Convergence Rate To Equilibrium For Collisionless Transport Equations With Diffuse Boundary Operators: A New Tauberian Approach

TL;DR

This paper introduces a novel tauberian method to analyze the convergence rate to equilibrium for collisionless transport equations with diffuse boundary operators, achieving near-optimal algebraic decay rates under broad conditions.

Contribution

It develops a new tauberian approach and detailed spectral analysis to determine convergence rates, extending previous methods to more general boundary conditions.

Findings

Achieves near-optimal algebraic convergence rates

Provides a systematic framework for spectral analysis of transport semigroups

Establishes the influence of boundary operator integrability on convergence

Abstract

This paper provides a new tauberian approach to the study of quantitative time asymptotics of collisionless transport semigroups with general diffuse boundary operators.

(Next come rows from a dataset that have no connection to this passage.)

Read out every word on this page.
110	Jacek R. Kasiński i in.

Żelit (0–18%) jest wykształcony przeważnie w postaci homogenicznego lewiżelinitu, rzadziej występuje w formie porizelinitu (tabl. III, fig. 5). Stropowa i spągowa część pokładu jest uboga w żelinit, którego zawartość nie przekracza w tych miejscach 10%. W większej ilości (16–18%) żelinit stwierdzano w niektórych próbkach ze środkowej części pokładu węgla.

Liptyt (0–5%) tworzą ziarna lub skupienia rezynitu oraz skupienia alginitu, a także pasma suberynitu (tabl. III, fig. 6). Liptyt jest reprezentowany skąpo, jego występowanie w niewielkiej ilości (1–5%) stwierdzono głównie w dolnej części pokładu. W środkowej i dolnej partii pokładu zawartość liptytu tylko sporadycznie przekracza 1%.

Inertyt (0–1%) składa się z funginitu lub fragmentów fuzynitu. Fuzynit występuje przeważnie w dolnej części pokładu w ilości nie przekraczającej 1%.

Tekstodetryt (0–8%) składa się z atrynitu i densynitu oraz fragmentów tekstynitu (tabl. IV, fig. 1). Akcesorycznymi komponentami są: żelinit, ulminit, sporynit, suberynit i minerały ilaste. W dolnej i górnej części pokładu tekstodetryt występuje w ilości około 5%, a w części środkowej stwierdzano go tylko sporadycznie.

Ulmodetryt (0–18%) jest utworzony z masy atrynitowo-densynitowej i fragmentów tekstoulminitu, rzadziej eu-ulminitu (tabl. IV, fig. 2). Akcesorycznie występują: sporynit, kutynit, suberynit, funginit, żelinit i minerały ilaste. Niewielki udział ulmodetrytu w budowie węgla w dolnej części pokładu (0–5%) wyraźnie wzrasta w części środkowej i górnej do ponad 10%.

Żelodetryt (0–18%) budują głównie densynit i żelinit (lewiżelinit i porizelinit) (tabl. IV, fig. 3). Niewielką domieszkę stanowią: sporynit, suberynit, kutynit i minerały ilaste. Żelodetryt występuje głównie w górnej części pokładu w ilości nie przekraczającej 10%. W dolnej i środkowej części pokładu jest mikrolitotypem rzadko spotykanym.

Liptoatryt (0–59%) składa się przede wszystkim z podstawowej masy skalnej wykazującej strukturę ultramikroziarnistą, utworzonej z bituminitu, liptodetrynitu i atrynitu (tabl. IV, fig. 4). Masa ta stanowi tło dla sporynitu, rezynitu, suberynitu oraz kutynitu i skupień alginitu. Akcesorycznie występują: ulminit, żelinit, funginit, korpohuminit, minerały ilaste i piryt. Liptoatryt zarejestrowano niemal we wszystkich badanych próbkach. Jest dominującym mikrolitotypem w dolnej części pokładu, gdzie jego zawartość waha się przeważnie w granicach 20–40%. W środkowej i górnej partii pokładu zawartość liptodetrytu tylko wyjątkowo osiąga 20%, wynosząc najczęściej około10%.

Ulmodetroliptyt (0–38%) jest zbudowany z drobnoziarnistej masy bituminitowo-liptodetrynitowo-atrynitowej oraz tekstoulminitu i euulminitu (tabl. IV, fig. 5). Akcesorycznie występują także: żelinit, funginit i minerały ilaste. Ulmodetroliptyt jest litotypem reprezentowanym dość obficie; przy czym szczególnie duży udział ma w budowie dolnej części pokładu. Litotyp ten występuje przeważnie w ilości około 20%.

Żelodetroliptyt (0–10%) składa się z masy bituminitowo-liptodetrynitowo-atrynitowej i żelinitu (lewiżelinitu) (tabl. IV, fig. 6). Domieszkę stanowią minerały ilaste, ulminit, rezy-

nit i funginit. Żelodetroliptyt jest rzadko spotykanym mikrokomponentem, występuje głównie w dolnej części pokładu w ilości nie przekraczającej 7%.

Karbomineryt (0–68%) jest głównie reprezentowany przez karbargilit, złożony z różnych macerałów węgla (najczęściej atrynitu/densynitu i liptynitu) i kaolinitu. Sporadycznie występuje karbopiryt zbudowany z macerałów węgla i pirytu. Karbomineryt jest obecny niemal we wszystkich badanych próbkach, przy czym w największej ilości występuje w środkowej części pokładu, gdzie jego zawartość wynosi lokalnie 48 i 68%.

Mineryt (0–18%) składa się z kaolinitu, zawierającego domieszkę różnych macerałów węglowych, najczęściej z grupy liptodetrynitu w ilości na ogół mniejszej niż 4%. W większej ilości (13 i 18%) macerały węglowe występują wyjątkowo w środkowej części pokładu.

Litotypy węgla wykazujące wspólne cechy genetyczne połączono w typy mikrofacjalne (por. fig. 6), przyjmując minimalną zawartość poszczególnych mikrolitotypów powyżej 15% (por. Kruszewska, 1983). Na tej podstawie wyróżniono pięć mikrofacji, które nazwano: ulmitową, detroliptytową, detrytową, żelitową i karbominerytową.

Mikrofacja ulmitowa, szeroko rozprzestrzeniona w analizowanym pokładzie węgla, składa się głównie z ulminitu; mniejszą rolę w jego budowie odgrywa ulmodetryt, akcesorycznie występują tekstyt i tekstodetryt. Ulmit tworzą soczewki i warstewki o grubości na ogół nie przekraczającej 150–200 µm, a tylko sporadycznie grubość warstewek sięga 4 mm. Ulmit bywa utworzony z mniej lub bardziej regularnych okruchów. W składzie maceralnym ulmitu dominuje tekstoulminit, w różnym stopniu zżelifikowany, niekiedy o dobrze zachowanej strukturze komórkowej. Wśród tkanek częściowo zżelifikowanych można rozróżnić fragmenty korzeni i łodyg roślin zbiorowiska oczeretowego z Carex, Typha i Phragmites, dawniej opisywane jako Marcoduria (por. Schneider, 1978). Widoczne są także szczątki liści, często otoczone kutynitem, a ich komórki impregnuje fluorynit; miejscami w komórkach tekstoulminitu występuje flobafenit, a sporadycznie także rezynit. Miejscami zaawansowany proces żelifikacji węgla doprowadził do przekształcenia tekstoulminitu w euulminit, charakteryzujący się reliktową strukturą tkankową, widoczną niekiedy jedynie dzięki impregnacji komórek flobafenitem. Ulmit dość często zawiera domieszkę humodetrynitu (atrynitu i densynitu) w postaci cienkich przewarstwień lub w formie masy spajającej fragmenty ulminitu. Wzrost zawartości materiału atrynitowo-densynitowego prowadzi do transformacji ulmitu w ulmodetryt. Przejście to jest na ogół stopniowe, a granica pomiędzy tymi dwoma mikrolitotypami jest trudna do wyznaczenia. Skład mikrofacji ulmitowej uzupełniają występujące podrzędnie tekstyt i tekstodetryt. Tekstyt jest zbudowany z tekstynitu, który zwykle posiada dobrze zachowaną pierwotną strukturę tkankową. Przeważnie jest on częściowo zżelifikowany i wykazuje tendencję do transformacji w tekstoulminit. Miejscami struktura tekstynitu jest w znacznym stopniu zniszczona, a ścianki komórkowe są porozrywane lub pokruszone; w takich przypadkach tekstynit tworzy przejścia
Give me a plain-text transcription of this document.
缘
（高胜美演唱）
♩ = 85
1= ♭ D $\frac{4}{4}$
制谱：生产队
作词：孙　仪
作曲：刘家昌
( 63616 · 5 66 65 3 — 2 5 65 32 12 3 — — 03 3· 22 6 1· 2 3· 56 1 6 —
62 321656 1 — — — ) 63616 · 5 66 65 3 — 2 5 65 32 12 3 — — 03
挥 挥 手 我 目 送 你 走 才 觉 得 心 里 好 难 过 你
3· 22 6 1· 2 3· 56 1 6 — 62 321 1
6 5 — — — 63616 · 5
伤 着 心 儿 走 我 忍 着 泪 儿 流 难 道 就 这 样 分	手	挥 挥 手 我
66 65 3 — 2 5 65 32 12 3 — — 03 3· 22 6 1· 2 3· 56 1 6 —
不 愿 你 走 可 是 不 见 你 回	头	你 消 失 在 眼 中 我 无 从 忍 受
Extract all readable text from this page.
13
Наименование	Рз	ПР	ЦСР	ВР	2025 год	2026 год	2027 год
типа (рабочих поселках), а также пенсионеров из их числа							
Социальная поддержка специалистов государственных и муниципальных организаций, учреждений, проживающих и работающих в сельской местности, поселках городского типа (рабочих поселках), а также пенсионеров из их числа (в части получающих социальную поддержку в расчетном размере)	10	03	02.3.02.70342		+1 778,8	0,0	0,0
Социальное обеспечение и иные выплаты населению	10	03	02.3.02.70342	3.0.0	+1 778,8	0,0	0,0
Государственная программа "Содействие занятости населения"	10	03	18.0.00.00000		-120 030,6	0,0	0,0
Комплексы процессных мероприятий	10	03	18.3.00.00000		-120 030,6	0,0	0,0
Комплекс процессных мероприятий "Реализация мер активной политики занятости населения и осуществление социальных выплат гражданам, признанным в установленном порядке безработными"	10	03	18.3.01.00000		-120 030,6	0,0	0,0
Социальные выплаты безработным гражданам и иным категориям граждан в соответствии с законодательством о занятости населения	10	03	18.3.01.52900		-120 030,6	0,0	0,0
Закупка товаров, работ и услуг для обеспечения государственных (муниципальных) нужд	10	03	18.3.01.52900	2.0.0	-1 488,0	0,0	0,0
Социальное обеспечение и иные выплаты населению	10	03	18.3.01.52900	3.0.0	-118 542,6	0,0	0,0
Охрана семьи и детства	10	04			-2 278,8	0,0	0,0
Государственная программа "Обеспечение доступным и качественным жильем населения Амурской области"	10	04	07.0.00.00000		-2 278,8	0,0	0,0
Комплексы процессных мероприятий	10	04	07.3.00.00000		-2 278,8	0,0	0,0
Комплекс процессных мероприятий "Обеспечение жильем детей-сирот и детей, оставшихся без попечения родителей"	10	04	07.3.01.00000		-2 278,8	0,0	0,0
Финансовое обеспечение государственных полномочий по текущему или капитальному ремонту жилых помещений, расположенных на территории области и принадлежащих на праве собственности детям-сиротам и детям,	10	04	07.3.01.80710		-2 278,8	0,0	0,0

We obtain an (almost) optimal algebraic rate of convergence to equilibrium under very general assumptions on the initial datum and the boundary operator. The rate is prescribed by the maximal gain of integrability that the boundary operator is able to induce. The proof relies on a representation of the collisionless transport semigroups by a (kind of) Dyson-Phillips series and on a fine analysis of the trace on the imaginary axis of Laplace transform of remainders (of large order) of this series. Our construction is systematic and is based on various preliminary results of independent interest.